Q: Could you explain the process whereby you brought into collaboration partner student groups, if any?

ES:
 Originally, the Padang project was a partnership between ESW-Stanford and GHI, a Palo Alto-based NGO. However, it became apparent early on that to make a lasting impact we really needed to develop long-term relationships with local organizations in other countries as well.

Q: What has the project taught you from an environmental standpoint? From a policy standpoint? From a collaboration and communications standpoint?

AJ:
 A “Western” paradigm rooted in science can only take you so far in a non-Western culture. Thus, an interdisciplinary approach is truly necessary in order to successfully design and communicate ideas to the international policy world.

GR: Patience is absolutely critical in the policy world. Without this virtue, projects would be dropped all around the world, even though their intentions were good from the start. Currently, our project is working through both the city of Padang and the government of Sumatra to make construction of engineered buildings part of Indonesian policy.

CT: We had many speakers come to the class to discuss the challenges of developing technology for the Third World. Problems in developing communities cannot be solved with technology alone but also require an intimate understanding of the people and a collaboration with policymakers.

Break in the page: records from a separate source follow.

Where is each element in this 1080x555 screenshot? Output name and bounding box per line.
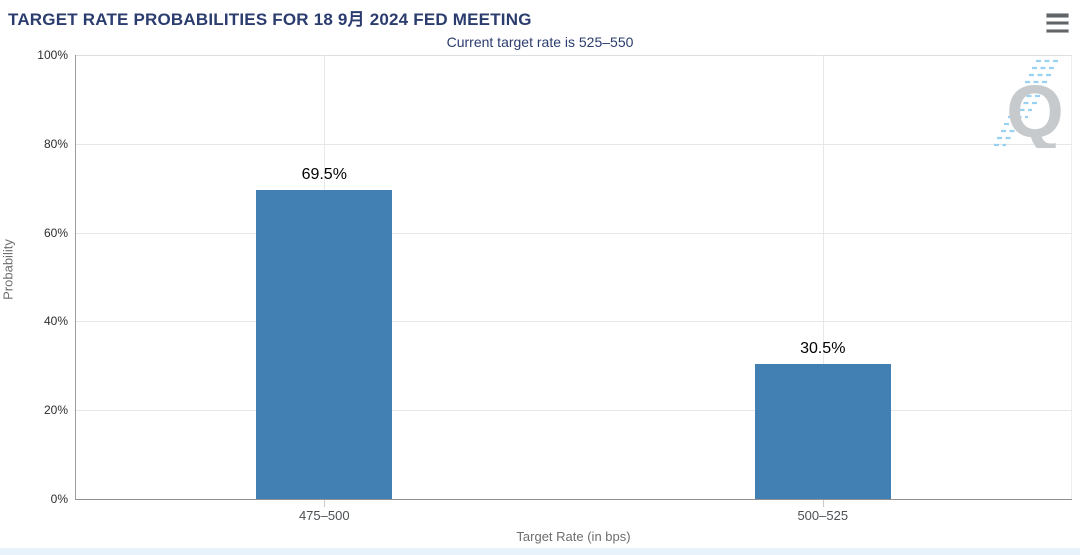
horizontal-gridline xyxy=(75,232,1072,234)
plot-area xyxy=(75,55,1072,499)
x-axis-tick xyxy=(822,500,824,507)
y-tick-label: 80% xyxy=(43,136,68,151)
quikstrike-q-watermark-logo: Q xyxy=(994,59,1064,148)
bar-value-label: 30.5% xyxy=(800,339,846,357)
y-tick-label: 0% xyxy=(50,492,68,506)
y-tick-label: 20% xyxy=(43,403,68,418)
y-tick-label: 60% xyxy=(43,225,68,240)
x-axis-title: Target Rate (in bps) xyxy=(516,529,631,544)
horizontal-gridline xyxy=(75,143,1072,145)
bar-500–525[interactable] xyxy=(754,363,891,499)
vertical-gridline xyxy=(822,55,824,499)
bottom-strip xyxy=(0,548,1080,555)
x-tick-label: 500–525 xyxy=(797,508,849,523)
bar-value-label: 69.5% xyxy=(301,166,347,184)
page-title: TARGET RATE PROBABILITIES FOR 18 9月 2024… xyxy=(8,10,532,29)
y-axis-title: Probability xyxy=(0,239,16,300)
y-tick-label: 40% xyxy=(43,314,68,329)
horizontal-gridline xyxy=(75,321,1072,323)
x-axis-tick xyxy=(324,500,326,507)
hamburger-bar xyxy=(1046,28,1069,33)
hamburger-bar xyxy=(1046,20,1069,26)
chart-subtitle: Current target rate is 525–550 xyxy=(446,34,634,50)
y-tick-label: 100% xyxy=(37,48,68,62)
y-axis-line xyxy=(75,55,76,499)
x-axis-line xyxy=(75,499,1072,500)
bar-475–500[interactable] xyxy=(256,190,393,499)
svg-text:Q: Q xyxy=(1006,70,1064,148)
hamburger-menu-icon[interactable] xyxy=(1046,13,1069,33)
horizontal-gridline xyxy=(75,410,1072,412)
hamburger-bar xyxy=(1046,13,1069,18)
x-tick-label: 475–500 xyxy=(298,508,350,523)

Q: In a nutshell, what is the greatest individual benefit this project has imparted to you? The greatest individual challenge?

GR:
 The greatest challenge has been communication. Whether we are trying to email the students in Indonesia, videoconference with the class or understand what is going on in a conversation while in the country, effectively communicating your precise ideas is very difficult.

Q: Would you do anything different in your approach to creating and managing this project if you could start over?

CT:
 I would pay closer attention to the difference between the undergraduate and graduate members of our project. While graduate students tend to work well with autonomy, I would provide greater guidance to the undergraduates.

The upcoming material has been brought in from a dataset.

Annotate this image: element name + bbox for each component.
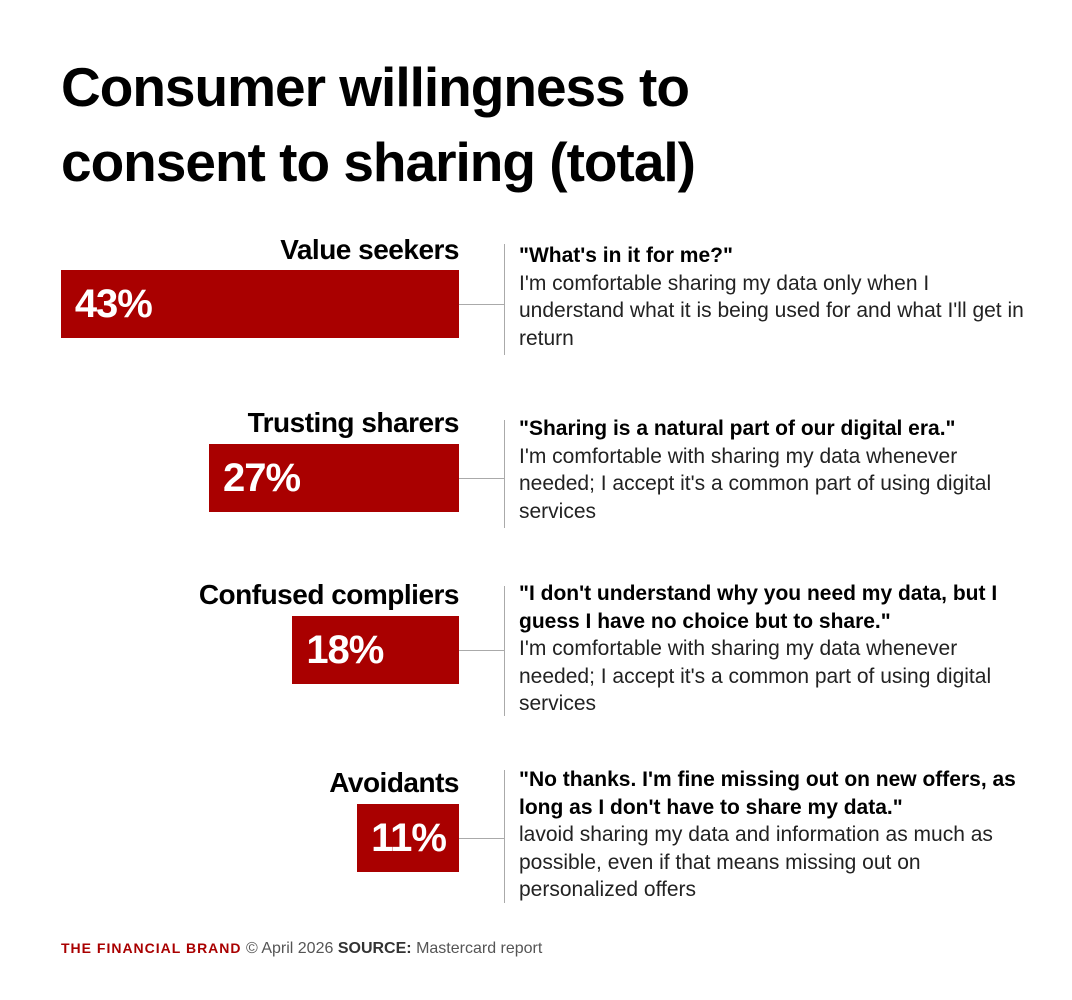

Q: How do you feel you will use this project experience in shaping your future career path?

ES:
 As director of projects, I've had the chance to work with a large number of NGOs, for-profits and community partners. The experience of running projects for ESW is in many ways comparable to running a small NGO. In addition, the opportunity to teach a student-led design course has been invaluable.

Q: Is there any advice or any tips you would like to give to future applicants of the Mel Lane Program?

MG:
 Apply! The Woods Institute for the Environment is very supportive of student initiatives and there is still a lot of work to do in sustainability on campus, the country and the world!